Omega 3 fats help lower triglycerides, may improve arthritis, depression and dementia.  They are building blocks for cognitive function which is why they now recommend DHA for children but it is also very important for adults.

ALA:  alpha linolenic acid is found in chia seeds, flaxseed, walnuts and canola

EPA & DHA:  eicosapentaenoic acid & docosahexaenoic acid is found in fatty fish like salmon, mackerel, sardines, anchovies, & herring as well as sea vegetables and in a smaller amount meats and eggs.

PUFAs Omega 6’s – too much of these make them bad guys.  In the right amount they can be ok as long as they are balanced with the Omega 3’s.   The ideal ratio of Omega 6 to omega 3 is 1:1 but in our SAD diet (standard American diet) we are consuming ratios in the 10:1 range.

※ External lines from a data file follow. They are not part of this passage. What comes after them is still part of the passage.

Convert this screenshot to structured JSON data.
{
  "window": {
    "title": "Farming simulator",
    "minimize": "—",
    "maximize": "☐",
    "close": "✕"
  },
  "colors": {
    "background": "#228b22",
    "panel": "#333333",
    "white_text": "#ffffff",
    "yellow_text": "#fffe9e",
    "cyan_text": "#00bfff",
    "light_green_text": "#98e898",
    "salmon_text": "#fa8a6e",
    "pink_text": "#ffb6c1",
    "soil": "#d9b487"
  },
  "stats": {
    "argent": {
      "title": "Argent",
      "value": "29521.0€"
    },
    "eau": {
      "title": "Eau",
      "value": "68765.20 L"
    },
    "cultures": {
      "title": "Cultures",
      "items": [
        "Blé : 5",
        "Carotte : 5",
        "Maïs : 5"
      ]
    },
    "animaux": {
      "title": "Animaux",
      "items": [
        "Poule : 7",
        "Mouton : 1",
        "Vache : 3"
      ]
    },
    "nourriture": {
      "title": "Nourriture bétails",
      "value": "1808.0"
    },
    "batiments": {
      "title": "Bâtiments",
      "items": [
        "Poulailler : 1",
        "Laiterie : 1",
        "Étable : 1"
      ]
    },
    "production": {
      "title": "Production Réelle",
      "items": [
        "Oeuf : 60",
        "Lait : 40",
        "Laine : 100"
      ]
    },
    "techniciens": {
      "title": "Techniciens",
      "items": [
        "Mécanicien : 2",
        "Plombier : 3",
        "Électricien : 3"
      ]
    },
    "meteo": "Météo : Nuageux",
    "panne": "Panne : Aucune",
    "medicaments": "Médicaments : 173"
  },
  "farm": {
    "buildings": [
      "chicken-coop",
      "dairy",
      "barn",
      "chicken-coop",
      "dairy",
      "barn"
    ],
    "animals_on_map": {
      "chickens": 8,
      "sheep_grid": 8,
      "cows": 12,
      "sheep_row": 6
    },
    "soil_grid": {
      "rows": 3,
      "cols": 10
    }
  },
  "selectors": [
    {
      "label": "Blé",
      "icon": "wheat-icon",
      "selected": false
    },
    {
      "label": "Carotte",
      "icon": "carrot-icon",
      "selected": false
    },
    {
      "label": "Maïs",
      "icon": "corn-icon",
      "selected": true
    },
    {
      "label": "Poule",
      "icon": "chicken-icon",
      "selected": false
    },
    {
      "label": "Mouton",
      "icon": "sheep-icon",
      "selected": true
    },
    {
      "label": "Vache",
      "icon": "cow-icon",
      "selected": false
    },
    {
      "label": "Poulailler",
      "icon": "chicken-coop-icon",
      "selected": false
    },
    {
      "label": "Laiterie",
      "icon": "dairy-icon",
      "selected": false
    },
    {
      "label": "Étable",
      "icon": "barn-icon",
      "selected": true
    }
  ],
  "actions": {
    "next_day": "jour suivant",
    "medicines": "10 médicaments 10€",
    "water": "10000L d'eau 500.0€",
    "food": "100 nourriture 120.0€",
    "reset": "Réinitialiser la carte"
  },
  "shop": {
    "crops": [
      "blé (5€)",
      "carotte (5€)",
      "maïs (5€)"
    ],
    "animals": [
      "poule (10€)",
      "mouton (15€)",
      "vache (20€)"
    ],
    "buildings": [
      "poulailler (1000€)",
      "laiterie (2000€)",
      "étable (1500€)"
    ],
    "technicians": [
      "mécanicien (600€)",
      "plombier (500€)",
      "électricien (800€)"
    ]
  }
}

LA – Linoleic acid is found in safflower, sunflower, corn, soybean and cottonseed oils as well as processed foods

AA – arachidonic acid is primarily made from linoleic acid and is known to cause more inflammation

Monounsaturated fats (MUFAs):  good guys

MUFAs are found in olive oil, avocados, nuts & seeds and are typically in liquid form.  They break down easily with heat and air exposure which is why they aren’t good to cook with unless it is a low temperature.  They are generally considered to be very good for your health and you may have heard of this category called Omega 9’s.  Omega 9’s are not required from our diet because we can make these in our body from unsaturated fats.

Just to complicate things, real foods have combinations of saturated, MUFAs, & PUFAs.  For example, Almonds have 8% saturated, 66 % MUFAs, and 26% PUFAs.  Macadamia nuts have 16% saturated, 82% MUFAs, and 2% PUFAs and most nuts and seeds have a spectrum of these which is why certain nuts are considered more beneficial than others.

Trans-fats: the ugly, worst of the worst

Trans fats are artificial fats that were virtually in the majority of processed foods.  They  have finally been banned from foods after a landmark declaration by the American Heart Association directly linking consumption of trans-fats to heart attacks. There was a whole lot more going on than that to get trans fats taken out of our foods and the battle took over 10 years.   The manufacturers are still in the process of removing them from foods so be on the look-out for the term “partially hydrogenated” which means they have trans fats in them.


Bottom line is do not be scared of fats, just make sure they are good fats.